Niye hep barışmak zorunda kalıyoruz?

Alaattin AKTAŞ
Alaattin AKTAŞ EKO ANALİZ ala.aktas@gmail.com

Vergi barışı, imar barışı, “Cezayı sildik gel anaparayı öde kurtul” barışı... Barışmak için kavgalı olmak gerekir. Vatandaş devletle kavga ettiğinde ya hapsi boylar ya para cezasına çarptırılır. Vatandaş, para cezasıyla sonuçlanan kavgaların ardından adeta rutine bağlanmış şekilde af kararları çıkarıldığı için de “Beklemekte, ödemeyi ertelemekte yarar var” diye düşünür. Bunu düşündürten de siyasilerdir.

Genlerimize işlemiş, işlemesi sağlanmış mantık şudur:

“Bir gün bir siyasi iktidar ‘Seçim’ der, ‘Mahkemelerde milyonlarca dosya birikti, bunları eritmek gerekir’ der, ‘Yeni bir sayfa açalım’ der ve aslında af gibi bir barış uygulaması başlatır. O yüzden ödeme yapmak için aceleye gerek yok.”

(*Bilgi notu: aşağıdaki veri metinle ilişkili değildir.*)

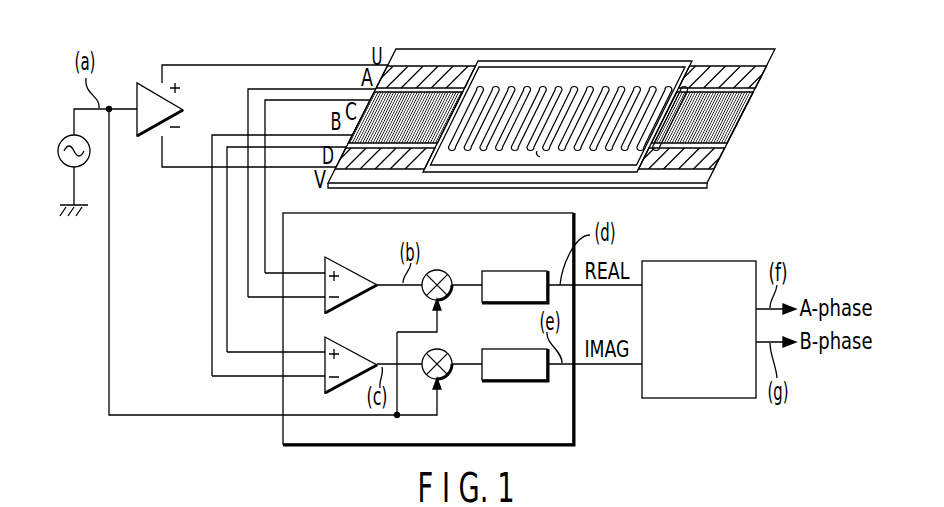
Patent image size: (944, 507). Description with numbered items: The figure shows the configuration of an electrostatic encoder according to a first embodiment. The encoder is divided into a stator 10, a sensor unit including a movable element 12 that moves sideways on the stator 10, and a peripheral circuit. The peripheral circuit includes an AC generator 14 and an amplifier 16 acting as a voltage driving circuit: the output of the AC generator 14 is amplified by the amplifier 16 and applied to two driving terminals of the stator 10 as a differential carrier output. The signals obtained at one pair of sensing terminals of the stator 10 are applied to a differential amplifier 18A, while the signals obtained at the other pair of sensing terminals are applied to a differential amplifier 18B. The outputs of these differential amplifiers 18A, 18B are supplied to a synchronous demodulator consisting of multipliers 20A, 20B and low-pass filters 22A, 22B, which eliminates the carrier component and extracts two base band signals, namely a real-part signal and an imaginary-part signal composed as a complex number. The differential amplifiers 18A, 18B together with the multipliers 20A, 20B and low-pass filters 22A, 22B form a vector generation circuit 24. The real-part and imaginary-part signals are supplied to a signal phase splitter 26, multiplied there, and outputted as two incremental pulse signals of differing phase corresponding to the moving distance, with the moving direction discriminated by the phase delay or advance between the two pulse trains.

The stator 10 is at (735, 52).
The movable element 12 is at (532, 67).
The AC generator 14 is at (72, 134).
The amplifier 16 is at (149, 85).
The differential amplifier 18A is at (347, 265).
The differential amplifier 18B is at (358, 343).
The multiplier 20A is at (438, 270).
The multiplier 20B is at (450, 379).
The low-pass filter 22A is at (518, 270).
The low-pass filter 22B is at (522, 381).
The vector generation circuit 24 is at (575, 420).
The signal phase splitter 26 is at (698, 260).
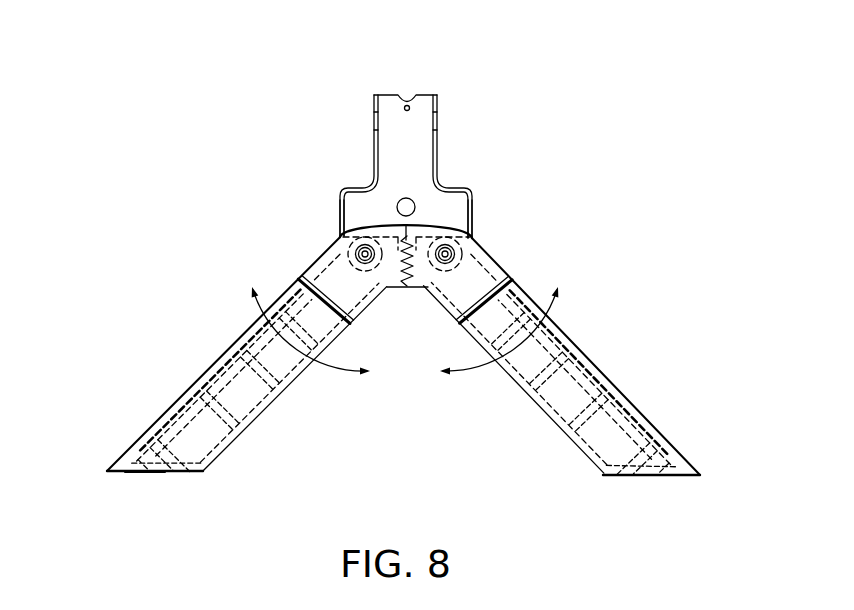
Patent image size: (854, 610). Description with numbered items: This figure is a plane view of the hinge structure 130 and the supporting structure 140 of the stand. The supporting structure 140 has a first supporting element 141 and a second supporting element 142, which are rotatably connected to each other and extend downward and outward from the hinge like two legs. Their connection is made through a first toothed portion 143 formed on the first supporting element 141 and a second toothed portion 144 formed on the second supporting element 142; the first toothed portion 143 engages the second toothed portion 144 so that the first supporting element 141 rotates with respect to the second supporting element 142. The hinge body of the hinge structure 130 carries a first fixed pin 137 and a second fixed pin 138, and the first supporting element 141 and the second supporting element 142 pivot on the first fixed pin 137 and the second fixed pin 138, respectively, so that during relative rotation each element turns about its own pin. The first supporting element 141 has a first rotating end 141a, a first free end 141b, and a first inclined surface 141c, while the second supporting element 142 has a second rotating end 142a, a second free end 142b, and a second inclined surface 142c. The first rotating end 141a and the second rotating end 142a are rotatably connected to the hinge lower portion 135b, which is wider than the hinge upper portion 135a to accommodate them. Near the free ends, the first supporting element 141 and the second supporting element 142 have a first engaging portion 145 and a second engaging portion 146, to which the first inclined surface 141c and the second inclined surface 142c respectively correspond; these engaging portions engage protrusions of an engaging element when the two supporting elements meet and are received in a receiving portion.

The hinge structure 130 is at (428, 92).
The hinge upper portion 135a is at (402, 143).
The hinge lower portion 135b is at (405, 290).
The first fixed pin 137 is at (476, 239).
The second fixed pin 138 is at (340, 230).
The supporting structure 140 is at (273, 252).
The first supporting element 141 is at (590, 357).
The first rotating end 141a is at (466, 232).
The first free end 141b is at (685, 463).
The first inclined surface 141c is at (686, 478).
The second supporting element 142 is at (222, 353).
The second rotating end 142a is at (340, 201).
The second free end 142b is at (128, 463).
The second inclined surface 142c is at (122, 476).
The first toothed portion 143 is at (447, 240).
The second toothed portion 144 is at (365, 253).
The first engaging portion 145 is at (663, 477).
The second engaging portion 146 is at (143, 476).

Böyle düşünenler belki de yükümlülüğünü zamanında yerine getirenleri enayi gibi görüp içten içe kıs kıs gülerler.

Siyasetçiler aslında ekonomik aflar çıkararak bir dönem işlerini gereği gibi yapmadıklarını da itiraf etmiş olurlar. O ödemeler zamanında yapılsa, o cezalar zamanında tahsil edilmiş olsa bu aflara gerek kalır mı? Ve o paralar devletin kasasına zamanında girmiş olsa kamunun dengeleri çok daha sağlıklı oluşmaz mı?

“Sayın”lı haber dili mi olur?

Geçenlerde bir televizyonda ana haber bültenini izliyorum. O da ne; bazı unvanlar başına “sayın” getirilerek söyleniyor.

“Cumhurbaşkanı Sayın Recep Tayyip Erdoğan şurada konuştu”, Başbakan Sayın Binali Yıldırım şunları söyledi”, “CHP Genel Başkanı Sayın Kemal Kılıçdaroğlu şu mesajları verdi” gibi...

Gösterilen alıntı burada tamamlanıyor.